About Charles and Ray Eames
Charles commenced his career in architecture at Washington University however dropped out two years later to begin his own practice. It was following a meeting with two brilliant Finnish architects, father and son Eliel and Eero Saarinen, that changed the direction of his life forever. He re-enrolled in his studies at Cranbrook Academy of Art in Michigan and it was here that he met Ray, who became his second wife in 1941. They moved to Los Angeles and the rest, as they say is history!
Having collaborated with his good friend Eero, in Michigan, on an innovative type of chair that was constructed of a new material called plywood, Charles continued to refine this design process after moving to LA with Ray. Unfortunately, this work was interrupted by World War 11. With so many injured soldiers returning to the States an urgent need was identified for a new type of splint. Using their plywood moulding technique, Charles and Ray produced a splint of extreme practicality that was, at the same time, aesthetically beautiful. That splint became a template for their work. “We don’t do ‘art’ – we solve problems,” explained Charles. “How do we get from where we are to where we want to be?”
Following the war, there was a new generation of households searching for a new kind of décor, Charles and Ray Eames answered that call. Charles likened a good designer to a good host, anticipating the needs of his guests. The furniture they made was stylish and, above all, fit for purpose. No wonder it became the house style of America’s new moneyed middle class. In 1947 they established their own studio, the Eames Office, in Venice, LA. For 40 years, it set the standard for every avenue of design. “We think of ourselves as tradesmen,” said Charles. “People come to us for things.”
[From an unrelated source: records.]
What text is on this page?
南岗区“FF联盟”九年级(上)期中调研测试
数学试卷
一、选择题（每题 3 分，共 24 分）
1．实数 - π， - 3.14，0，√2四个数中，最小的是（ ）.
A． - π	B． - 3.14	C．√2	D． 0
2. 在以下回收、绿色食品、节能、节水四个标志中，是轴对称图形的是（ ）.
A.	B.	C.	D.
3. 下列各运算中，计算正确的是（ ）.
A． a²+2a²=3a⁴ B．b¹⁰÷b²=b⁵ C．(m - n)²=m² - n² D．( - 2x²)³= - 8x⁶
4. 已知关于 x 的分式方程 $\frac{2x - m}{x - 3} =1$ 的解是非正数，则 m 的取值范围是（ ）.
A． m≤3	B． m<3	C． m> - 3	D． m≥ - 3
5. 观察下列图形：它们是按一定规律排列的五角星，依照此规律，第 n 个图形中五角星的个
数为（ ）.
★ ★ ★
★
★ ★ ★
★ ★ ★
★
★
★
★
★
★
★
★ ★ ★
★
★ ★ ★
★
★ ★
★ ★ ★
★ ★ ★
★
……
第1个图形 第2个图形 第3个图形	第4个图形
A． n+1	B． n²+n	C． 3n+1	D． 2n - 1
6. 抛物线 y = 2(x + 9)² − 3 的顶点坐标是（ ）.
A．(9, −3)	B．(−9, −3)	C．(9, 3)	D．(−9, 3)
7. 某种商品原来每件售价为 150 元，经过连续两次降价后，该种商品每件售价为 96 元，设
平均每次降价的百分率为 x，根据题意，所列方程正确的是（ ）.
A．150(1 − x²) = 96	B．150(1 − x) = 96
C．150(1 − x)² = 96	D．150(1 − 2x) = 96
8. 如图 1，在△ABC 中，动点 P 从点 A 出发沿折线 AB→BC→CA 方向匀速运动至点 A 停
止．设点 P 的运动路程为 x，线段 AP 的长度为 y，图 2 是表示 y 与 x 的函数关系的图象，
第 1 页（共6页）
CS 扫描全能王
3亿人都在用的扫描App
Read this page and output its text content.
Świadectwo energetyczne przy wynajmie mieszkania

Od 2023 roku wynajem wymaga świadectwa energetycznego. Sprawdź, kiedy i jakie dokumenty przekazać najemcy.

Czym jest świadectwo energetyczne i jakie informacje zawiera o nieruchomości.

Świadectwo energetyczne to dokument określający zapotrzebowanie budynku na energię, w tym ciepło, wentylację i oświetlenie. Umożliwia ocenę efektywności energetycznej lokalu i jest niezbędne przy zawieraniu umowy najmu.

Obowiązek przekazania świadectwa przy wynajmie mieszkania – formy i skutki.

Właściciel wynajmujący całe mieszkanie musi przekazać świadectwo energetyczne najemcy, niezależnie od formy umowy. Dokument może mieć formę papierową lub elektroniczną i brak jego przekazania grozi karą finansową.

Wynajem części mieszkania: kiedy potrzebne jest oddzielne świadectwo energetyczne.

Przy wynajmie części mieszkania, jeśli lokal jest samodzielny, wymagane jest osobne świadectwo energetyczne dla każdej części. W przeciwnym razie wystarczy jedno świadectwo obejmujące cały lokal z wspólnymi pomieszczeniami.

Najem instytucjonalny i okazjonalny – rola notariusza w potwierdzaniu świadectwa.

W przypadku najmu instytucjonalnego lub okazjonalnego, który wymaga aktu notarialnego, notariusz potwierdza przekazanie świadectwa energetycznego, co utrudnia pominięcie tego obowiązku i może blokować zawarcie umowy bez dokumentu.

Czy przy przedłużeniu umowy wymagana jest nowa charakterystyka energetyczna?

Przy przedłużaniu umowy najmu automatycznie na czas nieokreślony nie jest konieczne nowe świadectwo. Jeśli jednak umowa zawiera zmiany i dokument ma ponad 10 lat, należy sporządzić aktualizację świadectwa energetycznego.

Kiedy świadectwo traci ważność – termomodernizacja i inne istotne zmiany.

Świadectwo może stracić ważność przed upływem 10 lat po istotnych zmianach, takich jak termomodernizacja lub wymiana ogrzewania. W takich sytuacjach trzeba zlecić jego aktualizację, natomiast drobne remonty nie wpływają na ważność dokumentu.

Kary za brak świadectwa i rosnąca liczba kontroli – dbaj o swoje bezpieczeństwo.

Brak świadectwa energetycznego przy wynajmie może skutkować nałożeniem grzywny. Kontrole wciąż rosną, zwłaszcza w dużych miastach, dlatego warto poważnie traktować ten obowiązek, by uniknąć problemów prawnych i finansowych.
In 1948, Herman Miller began producing Eames moulded plywood furniture. Their moulded plywood Lounge chair (LCW) is considered the best design of the 20th century and the leather upholstered lounge chair and ottoman is instantly recognisable as an icon of mid century design.
“What works good is better than what looks good because what works good lasts,” said Ray. In fact, the two things went hand in hand. This was not a new concept. The Bauhaus had pioneered this functional approach before the war. However Charles and Ray made it mainstream. Their designs were pleasing and accessible, attractive to young executives, not just artists and intellectuals. Charles introduced modernist design to middle America, but it was Ray who softened its hard edges, and gave it mass appeal.
For Charles and Ray, design was a means to an end, rather than an end in itself. “One can describe design as a plan for arranging elements to accomplish a particular purpose,” said Charles. “The extent to which you have a design style is the extent to which you have not solved the design problem.” Did they have a design style? Well, sort of. You certainly know it when you see it. But their best work was like a pane of glass. You looked through it, barely aware of it, too busy marveling at the wonders of the world beyond.